I've got Home/Down working correctly in my Terminal.app, you've got to go into Preferences->Settings->Keyboard, then scroll down to find the "home" key, click "Edit", and set the action as "send string to shell", and enter "\001" as the string. Repeat for "end", using "\005" as the string.
Caveat - this is how my work laptop is setup, my personal one is set to "\033[H" and "\033[F" for home/end respectively, but it works as well and I don't remember how I set it up. I'm remembering having some issues with the prefs wanting to escape the backslashes so "\003[H" ended up as "\\003[H" or something like that...
For PageUp/PageDown I find that applying the shift key with them does the trick (at least in applications like vim/less). However you can probably apply a similar trick for them in the prefs.
The Control key (jumping word boundaries) works sometimes for me, sometimes not, haven't tracked that one down yet.
edit: by "correctly" for home/end I mean jumping to the beginning/end of a line.
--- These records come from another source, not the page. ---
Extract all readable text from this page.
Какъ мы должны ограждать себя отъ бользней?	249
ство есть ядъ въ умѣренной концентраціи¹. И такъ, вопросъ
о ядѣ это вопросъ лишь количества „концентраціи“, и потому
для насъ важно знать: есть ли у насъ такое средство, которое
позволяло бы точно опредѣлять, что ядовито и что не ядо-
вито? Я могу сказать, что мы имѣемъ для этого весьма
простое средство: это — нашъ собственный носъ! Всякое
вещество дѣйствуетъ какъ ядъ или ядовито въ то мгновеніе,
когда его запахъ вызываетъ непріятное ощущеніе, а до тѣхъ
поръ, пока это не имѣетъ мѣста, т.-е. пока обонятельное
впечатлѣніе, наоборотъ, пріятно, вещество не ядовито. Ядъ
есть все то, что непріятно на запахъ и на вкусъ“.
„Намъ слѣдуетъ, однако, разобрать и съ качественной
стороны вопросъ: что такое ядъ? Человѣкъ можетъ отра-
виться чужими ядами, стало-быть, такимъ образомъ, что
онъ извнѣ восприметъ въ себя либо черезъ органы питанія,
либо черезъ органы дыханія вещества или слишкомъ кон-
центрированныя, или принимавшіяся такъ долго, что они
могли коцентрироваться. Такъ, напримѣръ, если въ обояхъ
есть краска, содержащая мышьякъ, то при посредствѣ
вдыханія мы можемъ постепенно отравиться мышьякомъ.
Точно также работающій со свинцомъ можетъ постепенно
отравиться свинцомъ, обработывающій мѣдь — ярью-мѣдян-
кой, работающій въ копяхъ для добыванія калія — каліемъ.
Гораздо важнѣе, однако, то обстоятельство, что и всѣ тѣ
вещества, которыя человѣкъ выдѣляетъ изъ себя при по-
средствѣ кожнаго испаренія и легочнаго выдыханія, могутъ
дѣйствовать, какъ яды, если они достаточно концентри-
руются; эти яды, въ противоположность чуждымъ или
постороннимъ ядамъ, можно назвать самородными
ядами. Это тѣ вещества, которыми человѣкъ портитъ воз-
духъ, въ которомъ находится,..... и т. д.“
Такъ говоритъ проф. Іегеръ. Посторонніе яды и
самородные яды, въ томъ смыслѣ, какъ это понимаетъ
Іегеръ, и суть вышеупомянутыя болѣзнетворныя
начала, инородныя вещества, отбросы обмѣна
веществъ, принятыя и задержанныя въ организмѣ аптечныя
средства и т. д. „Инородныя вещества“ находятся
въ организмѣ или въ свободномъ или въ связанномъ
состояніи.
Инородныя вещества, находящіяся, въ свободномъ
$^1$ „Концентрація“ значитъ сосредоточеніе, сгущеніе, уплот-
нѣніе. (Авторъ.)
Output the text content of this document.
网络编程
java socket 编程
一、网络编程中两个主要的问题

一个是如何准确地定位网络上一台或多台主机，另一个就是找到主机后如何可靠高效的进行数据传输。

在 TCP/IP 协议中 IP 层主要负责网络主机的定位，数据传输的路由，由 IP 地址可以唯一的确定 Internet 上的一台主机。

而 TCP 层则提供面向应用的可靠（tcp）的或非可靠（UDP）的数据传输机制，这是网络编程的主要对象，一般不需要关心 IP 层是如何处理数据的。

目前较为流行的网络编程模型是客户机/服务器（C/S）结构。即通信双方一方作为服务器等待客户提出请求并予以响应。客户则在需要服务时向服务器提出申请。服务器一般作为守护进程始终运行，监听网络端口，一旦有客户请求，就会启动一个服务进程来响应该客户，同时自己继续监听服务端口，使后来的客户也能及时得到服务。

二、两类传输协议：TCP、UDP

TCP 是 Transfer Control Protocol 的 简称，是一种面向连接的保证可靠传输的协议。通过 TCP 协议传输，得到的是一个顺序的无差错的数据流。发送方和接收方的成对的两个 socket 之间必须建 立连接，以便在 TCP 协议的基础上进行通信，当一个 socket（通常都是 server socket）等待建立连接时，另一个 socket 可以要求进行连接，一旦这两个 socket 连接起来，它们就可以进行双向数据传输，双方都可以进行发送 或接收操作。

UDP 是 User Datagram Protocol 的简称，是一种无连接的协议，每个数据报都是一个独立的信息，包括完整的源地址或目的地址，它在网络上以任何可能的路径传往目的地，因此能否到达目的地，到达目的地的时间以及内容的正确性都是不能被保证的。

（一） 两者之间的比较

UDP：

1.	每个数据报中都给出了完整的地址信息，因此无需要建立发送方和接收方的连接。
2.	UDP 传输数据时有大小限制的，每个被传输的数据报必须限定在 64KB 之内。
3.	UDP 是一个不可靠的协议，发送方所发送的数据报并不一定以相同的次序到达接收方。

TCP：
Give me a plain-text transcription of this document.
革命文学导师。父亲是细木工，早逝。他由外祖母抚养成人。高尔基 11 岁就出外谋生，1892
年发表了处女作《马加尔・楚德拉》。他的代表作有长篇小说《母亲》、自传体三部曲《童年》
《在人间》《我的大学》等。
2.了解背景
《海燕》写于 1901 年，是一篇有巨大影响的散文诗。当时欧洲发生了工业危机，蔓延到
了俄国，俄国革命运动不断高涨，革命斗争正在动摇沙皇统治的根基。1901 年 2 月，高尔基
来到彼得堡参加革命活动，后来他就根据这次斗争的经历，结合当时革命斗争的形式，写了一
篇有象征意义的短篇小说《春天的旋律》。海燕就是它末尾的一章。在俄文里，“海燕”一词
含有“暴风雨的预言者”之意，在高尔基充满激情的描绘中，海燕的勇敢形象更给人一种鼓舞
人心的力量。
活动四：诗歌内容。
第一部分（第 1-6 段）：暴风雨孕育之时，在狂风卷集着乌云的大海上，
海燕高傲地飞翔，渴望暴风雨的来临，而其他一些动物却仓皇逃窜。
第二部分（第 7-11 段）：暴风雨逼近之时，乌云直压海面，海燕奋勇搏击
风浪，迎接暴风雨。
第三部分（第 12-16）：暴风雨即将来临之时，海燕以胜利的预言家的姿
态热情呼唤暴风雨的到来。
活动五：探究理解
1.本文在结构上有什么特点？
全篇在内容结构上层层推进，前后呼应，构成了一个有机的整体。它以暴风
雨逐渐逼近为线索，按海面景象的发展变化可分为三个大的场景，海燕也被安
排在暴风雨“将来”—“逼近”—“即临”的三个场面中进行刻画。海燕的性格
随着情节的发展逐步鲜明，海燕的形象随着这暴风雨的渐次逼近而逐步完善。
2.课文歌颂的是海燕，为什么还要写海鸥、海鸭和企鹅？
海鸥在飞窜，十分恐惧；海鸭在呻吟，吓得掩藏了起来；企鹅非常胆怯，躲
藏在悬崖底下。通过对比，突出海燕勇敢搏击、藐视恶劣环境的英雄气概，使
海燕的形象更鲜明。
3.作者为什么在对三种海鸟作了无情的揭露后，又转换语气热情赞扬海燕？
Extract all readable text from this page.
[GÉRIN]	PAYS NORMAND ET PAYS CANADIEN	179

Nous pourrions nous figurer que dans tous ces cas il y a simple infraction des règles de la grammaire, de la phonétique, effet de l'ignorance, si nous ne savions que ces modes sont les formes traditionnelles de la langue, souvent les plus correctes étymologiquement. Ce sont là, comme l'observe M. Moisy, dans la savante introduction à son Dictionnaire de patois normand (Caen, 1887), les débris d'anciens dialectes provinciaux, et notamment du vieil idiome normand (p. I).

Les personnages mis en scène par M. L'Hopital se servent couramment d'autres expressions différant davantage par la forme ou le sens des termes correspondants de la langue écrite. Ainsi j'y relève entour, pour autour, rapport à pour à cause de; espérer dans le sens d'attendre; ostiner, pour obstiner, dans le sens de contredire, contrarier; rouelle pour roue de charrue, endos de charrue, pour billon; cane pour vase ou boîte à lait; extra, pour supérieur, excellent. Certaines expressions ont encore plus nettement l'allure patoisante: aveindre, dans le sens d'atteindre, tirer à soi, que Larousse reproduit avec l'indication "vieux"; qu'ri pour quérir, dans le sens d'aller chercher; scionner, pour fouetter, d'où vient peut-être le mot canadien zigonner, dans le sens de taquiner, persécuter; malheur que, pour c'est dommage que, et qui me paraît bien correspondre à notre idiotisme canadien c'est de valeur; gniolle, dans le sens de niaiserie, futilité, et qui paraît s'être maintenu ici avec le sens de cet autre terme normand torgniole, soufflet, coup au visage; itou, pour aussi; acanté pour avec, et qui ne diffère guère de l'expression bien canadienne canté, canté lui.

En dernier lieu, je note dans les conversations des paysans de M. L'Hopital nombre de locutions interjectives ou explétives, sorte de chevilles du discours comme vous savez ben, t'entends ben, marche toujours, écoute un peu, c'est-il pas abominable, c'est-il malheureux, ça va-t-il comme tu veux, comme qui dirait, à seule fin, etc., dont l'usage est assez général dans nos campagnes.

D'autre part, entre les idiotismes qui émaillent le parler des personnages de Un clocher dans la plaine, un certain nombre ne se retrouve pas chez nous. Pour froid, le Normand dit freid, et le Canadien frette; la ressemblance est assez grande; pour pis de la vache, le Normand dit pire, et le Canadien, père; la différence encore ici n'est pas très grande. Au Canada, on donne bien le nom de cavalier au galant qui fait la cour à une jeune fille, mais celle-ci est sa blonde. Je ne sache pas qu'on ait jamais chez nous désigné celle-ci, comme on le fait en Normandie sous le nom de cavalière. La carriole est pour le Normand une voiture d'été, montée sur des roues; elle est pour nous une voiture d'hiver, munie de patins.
Out of curiosity, what do you do in a terminal? I ask because I used Linux as my primary desktop for about 7 years before moving to OSX in '06, and since then I've been using Terminal somewhat exclusively (except for the occasional peek at iTerm). Granted, I use gnu screen, and aside from the occasional mutt or irssi these days, I don't use many "full screen" terminal apps other than vim.
Still, I'm genuinely curious because I know you're not the only one that finds Terminal lacking.
I was never really a fan of iTerm, but I do really like using my mouse in terminal applications, so I wrote a SIMBL plugin for Terminal that implements support for mouse tracking: [link redacted]
Also, I think a recent update added support for horizontally splitting windows (with cmd+D).
I do agree though, I think Apple could do a much better job with Terminal.
- no xterm mouse support (no, option-click is not the same)
- the utterly stupid default for PageUp/PageDown/Home/End, which is correct for OSX UI, but utterly wrong for terminals.
Less obvious (relavent to UI):
- No notification support
- No window splitting (yes, screen works, but, re: changing panes, see xterm mouse, above)
- inability to launch a particular named window group from the command line (if this is possible, please tell me how! :-))
...And much, much more! [1]
[1] :-) And I guess that's about it for the things that bugged me compared to, you know, the actual xterm.